Quiso Tupán que un sacerdote que vivía con sus
indios en las inmediacio-nes, la encontrara en la selva moribunda. Calmó su sed,
sació su hambre y la llevó a su Misión.
Ahí Mburucuyá aprendió la lengua de aquel hombre
blanco, y de sus palabras dulces, conoció al Dios cristiano, infinitamente
bueno, todo amor y misericordia.
Nunca había soñado con un Dios tan bueno y grande
que brindó hasta su sangre para salvar a los hombres. Que no conoce ni el odio,
ni la venganza, ni la maldad.
Un Dios que llama a los hombres para salvarlos ¡Que
los ama!... ¡Oh; infinito misterio de las cosas!
¡Nunca lo había soñado, nunca!…
Los indios convertidos que no conocían su nombre la llamaron Mburucuyá. En
el silencio de las noches ella prometió a ese Dios bueno ofrendar algo en su
honor. Y lo propuso al misionero: ir a la tribu que fue de su padre y ofrecerle
en la Cruz el camino de la
salvación. Y así lo hicieron. Caminaron largos días por la
selva y sendas noches. Mburucuyá iba eufórica a cumplir con aquel deber de
gratitud…
Llegaron por fin, y ella, la Isapi, la hija del
cacique Irundi, explicó el alcance de la visita y el mensaje de Amor en nombre
de Aquel ser infinitamente bueno, que había llenado de amor su corazón.

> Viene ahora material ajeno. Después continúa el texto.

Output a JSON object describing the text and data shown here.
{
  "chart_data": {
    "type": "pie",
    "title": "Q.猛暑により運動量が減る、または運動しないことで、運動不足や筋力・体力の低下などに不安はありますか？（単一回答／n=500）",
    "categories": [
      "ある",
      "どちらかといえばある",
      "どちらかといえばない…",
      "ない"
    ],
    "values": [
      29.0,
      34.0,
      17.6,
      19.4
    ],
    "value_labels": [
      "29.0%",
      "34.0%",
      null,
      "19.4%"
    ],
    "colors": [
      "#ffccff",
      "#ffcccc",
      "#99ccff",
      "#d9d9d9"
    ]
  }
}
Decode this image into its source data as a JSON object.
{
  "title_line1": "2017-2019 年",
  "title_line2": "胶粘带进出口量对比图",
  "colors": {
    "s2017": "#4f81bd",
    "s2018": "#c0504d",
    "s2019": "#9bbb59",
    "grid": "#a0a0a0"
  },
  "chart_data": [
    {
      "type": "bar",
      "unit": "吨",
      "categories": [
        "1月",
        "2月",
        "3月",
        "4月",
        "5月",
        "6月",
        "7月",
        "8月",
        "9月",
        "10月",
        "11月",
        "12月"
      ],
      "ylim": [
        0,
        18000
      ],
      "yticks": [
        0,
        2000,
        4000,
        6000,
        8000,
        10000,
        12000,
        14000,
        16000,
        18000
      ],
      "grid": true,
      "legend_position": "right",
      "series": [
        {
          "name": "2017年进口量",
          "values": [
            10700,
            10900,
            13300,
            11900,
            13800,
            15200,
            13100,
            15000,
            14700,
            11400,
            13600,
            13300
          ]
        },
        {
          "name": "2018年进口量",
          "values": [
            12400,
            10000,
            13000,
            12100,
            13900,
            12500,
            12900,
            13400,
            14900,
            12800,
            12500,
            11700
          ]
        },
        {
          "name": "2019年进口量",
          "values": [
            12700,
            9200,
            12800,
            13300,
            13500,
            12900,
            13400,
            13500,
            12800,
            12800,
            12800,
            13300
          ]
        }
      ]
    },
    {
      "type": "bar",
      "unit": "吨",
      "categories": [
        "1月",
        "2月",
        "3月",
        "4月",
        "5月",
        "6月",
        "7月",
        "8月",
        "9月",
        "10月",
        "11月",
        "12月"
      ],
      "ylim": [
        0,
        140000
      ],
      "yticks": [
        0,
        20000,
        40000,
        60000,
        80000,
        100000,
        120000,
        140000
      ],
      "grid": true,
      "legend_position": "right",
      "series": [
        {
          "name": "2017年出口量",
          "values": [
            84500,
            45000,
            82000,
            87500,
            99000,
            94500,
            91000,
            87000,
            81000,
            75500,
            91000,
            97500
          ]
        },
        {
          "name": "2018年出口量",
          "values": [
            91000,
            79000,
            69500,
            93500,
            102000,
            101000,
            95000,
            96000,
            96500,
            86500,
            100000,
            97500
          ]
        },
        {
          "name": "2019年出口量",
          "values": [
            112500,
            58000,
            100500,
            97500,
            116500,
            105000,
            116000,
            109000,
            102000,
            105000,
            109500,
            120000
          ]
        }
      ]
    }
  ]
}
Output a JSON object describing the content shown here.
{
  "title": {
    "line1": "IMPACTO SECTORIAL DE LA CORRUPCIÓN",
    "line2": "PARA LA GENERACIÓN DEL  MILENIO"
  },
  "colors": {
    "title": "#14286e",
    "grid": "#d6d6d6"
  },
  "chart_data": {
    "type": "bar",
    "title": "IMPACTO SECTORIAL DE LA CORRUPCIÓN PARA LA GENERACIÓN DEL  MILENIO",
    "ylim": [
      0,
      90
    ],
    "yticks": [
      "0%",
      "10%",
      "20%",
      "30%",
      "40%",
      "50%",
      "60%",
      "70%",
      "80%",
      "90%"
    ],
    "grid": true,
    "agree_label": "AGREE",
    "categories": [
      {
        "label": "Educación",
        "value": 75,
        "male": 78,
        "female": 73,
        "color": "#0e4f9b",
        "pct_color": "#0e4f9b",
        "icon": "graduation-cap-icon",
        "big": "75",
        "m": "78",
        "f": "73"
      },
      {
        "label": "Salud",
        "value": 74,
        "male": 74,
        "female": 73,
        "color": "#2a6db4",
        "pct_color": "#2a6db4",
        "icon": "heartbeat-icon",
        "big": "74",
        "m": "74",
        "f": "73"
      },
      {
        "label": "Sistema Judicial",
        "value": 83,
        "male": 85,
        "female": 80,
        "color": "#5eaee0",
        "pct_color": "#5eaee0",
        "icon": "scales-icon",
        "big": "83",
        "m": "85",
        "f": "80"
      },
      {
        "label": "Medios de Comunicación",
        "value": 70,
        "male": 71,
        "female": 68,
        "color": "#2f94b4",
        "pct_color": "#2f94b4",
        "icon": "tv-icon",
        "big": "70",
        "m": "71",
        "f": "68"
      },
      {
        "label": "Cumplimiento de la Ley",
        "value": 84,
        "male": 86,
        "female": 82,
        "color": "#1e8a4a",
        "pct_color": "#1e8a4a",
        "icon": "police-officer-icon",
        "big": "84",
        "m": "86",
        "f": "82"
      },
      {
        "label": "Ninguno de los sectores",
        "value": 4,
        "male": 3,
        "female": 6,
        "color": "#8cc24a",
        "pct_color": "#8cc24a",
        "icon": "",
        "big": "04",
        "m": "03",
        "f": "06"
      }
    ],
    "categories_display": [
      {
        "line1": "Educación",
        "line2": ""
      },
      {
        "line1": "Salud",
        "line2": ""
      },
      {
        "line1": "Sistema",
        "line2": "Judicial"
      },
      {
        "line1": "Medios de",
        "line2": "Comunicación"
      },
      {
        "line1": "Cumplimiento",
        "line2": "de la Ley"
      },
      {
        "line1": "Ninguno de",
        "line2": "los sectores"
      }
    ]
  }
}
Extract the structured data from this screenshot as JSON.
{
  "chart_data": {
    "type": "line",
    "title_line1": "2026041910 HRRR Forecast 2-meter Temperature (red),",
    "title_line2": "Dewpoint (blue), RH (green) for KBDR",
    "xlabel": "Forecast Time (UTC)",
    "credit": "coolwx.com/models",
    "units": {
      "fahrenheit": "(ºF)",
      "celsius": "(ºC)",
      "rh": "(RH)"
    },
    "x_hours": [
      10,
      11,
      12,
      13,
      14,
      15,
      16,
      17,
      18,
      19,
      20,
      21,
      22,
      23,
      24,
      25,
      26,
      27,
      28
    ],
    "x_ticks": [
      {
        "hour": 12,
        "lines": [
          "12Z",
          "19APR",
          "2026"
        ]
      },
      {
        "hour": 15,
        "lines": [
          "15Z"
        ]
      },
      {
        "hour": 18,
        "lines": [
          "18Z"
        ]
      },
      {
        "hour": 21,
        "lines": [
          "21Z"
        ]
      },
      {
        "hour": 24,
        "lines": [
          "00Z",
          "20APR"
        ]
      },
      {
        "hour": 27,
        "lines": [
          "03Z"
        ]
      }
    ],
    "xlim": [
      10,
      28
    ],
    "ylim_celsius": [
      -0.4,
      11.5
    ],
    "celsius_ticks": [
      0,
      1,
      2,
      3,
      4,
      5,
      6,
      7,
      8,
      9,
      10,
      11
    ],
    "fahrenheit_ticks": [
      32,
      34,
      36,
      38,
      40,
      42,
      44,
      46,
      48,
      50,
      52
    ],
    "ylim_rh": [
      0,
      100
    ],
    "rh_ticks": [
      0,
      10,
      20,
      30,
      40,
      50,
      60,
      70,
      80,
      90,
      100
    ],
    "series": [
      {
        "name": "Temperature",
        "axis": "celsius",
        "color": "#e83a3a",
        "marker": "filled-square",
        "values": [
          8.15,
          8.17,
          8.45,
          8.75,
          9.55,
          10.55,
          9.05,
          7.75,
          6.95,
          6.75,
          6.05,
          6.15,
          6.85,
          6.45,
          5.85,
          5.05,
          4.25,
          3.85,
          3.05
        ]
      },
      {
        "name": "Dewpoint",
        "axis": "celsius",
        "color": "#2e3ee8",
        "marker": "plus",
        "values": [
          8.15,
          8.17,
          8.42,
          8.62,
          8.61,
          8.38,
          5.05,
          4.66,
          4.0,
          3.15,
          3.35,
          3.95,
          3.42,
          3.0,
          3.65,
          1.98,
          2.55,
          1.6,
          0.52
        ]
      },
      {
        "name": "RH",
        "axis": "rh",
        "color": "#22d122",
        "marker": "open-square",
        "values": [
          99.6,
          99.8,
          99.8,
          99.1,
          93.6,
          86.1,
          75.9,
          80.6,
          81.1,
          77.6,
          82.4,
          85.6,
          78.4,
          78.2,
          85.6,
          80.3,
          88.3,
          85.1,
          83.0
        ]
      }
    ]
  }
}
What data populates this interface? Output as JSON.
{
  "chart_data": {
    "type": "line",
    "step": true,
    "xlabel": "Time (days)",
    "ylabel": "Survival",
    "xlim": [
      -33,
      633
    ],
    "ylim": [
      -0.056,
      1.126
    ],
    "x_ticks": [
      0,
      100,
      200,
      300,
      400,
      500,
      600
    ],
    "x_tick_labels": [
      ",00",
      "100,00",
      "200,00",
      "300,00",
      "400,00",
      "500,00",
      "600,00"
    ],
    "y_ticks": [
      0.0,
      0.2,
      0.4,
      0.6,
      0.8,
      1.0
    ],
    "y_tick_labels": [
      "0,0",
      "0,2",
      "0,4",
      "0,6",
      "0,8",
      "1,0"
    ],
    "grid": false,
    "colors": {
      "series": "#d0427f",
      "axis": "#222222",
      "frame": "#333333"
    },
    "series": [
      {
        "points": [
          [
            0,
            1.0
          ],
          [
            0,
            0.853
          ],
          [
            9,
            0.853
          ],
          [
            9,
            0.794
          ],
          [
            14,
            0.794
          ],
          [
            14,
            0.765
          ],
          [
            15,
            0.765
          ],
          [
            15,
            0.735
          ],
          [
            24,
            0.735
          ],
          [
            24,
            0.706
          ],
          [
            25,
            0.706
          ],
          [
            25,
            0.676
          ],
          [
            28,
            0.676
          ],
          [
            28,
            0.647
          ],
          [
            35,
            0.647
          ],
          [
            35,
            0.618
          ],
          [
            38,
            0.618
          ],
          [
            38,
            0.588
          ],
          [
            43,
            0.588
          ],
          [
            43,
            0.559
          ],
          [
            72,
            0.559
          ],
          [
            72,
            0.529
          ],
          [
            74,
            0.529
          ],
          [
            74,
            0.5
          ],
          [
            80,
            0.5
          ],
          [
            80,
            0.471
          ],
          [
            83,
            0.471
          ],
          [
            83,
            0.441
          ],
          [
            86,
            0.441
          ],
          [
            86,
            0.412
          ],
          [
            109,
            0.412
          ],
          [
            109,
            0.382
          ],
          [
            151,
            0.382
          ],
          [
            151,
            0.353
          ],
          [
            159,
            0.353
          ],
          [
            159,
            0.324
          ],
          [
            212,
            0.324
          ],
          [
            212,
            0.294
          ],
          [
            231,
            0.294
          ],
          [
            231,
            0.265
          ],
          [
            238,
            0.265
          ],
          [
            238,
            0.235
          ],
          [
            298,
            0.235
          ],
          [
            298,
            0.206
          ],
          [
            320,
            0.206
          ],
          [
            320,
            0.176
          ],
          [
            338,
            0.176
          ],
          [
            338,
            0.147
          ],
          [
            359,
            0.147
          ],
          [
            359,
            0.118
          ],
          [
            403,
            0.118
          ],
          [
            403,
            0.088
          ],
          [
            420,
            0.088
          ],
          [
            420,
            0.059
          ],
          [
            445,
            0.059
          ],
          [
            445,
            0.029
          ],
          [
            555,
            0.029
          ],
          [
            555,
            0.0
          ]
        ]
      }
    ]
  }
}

Acaviray, el taimado, escuchó atento a la desertora
y, finalmente, con toda frialdad y cinismo, ordenó el lanceamiento de ambos.
Misionero y sierva cayeron bajo las flechas arteras en la quietud de la selva,
y la cortina de la noche se extendió sobre un drama más...
Pero al día siguiente en el preciso lugar de la
ejecución había brotado una planta nueva. Era el Mburucuyá. Su flor era una
cruz y Dios puso en ella los atributos de su pasión: los tres clavos que
horadaron sus manos y pies, la corona de espinas que ciñó su frente; las cinco
llagas de luz y en el corazón de su corola, una a una las gotas de su sangre
preciosa. Y fue desde entonces la eterna Mburucuyá , símbolo del sacrificio por amor
a su Dios...
Y Acaviray, al morir, se convirtió en pájaro agorero
del mal, cuyo graznido anuncia el odio, y anda por los montes sin reposo,
despreciado de todos, llevando aún en sus ojos sanguinolentos todo el rencor
que lo incitó al crimen... Es el cuervo o pitá cumpliendo su condena
interminable en la soledad de los bosques umbríos por los siglos de los
siglos...
037 anonimo (guarani)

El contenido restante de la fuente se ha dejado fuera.